Als we de online werkmethoden vertalen naar de materiele werkelijkheid, steekt politieke representatie de kop op. Een van de basale kwaliteiten van open source productie, is dat het zogezegd non-rival is. Als jij een meningsverschil hebt met iemand in jouw softwareproject, dan kun je gerust overstappen op een ander project. Voor gebruikers geldt hetzelfde: voor jou tien anderen. De digitale wereld is in staat tot eindeloze diversiteit en reproductie. Echter in de materiële werkelijkheid is altijd sprake van schaarste: er is meestal maar één locatie; één gebouw dat gebouwd moet worden of één stuk grond dat beschikbaar is. Dat roept onmiddellijk de vraag op van politieke representatie. Als je het oneens bent, wie maakt dan de beslissingen en wie bepaalt de stemverhoudingen?

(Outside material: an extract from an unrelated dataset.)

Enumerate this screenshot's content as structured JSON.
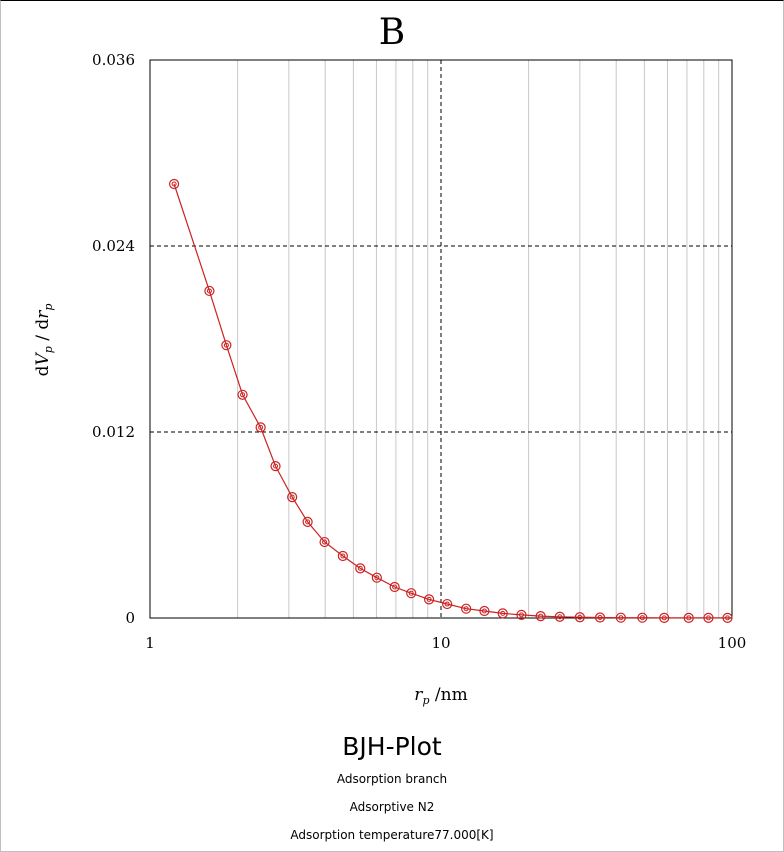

De volgende stap, het delen van informatie, is zo mogelijk nog fundamenteler. Het idee van een collaboratieve praktijk gaat uit van het compleet op zijn kop gooien van het bestaande organisatorische model, waarbij kennis opeens gedeeld in plaats van angstvallig achter de hand gehouden wordt. Nu is wijbouweneenwijk een nog niet bestaande wijk, wat betekent dat politieke besluitvorming relatief simpel is. Maar stel je voor dat je een participatieve werkwijze zou willen toepassen op een bestaande wijk of controversieel megaproject. Een wijk met bewoners wiens huizen massaal gesloopt gaan worden en waar door een beperkt budget weinig alternatieven mogelijk zijn. Of een project zoals de Zuidas of de Betuwelijn. Wil je werkelijke open source participatie mogelijk maken, niet het symbolische web 2.0 gebeuren, dan zijn de vereisten ingrijpend. Het betekent dat bijvoorbeeld corporaties of de overheid volledige openheid van zaken moeten geven over hun budget, over kosten en mogelijkheden. Zodat zowel architecten als bewoners voorstellen kunnen aandragen die zijn gebaseerd op de werkelijkheid. In het licht van de huidige realiteit waar planners zich veelal schuilhouden achter de ondoorgrondelijkheid van hun taalgebruik, waar projecten er vaak in achterkamertjes doorgedrukt worden, zou dat pas een werkelijke revolutie zijn.